Para Ledger, a principal razão pela qual ela se inscreveu para fazer parte do Creator Lab é simplesmente perceber o quão benéfica uma plataforma como essa teria sido para ela quando ela estava começando, quando ela tinha mais perguntas do que respostas. “Se eu tivesse começado agora, gostaria de ver algo como [o Creator Lab]”, diz ela. Ela concorda com Griffin que uma das melhores maneiras de tirar o máximo proveito de sua experiência de mídia social é estabelecer limites não apenas com seu público, mas com você mesmo. Ledger pede aos criadores que realmente se perguntem o que querem divulgar em público. “Apenas levar isso em consideração antes de postar pode ser muito importante”, diz ela.

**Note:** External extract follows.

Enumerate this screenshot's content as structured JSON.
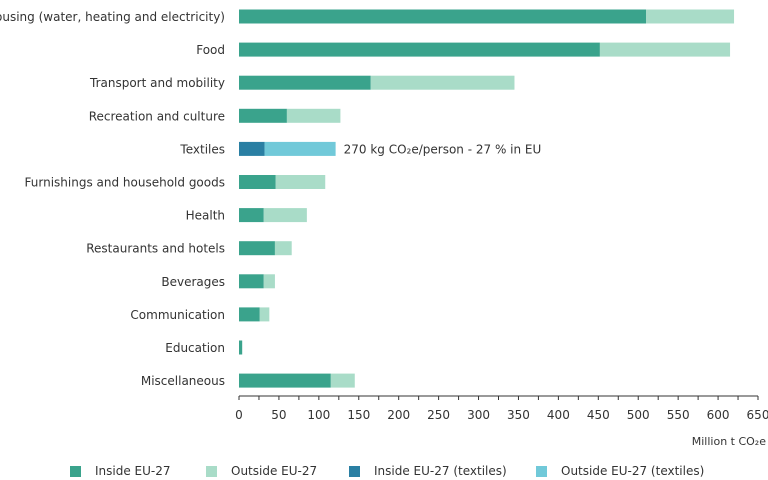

A Ledger espera que o Creator Lab ajude os aspirantes a criadores a se sentirem “parte de uma comunidade” e use a série de 18 cursos para alcançar um crescimento a longo prazo. “Agora você pode ver como outras pessoas se desenvolveram e aprenderam ao longo do tempo”, diz ela. Da mesma forma, Griffin quer que os cursos sejam um ponto de partida, e eles esperam que os espectadores “levem tudo o que precisam para começar, para inspirá-los [e] para fazê-los criar”.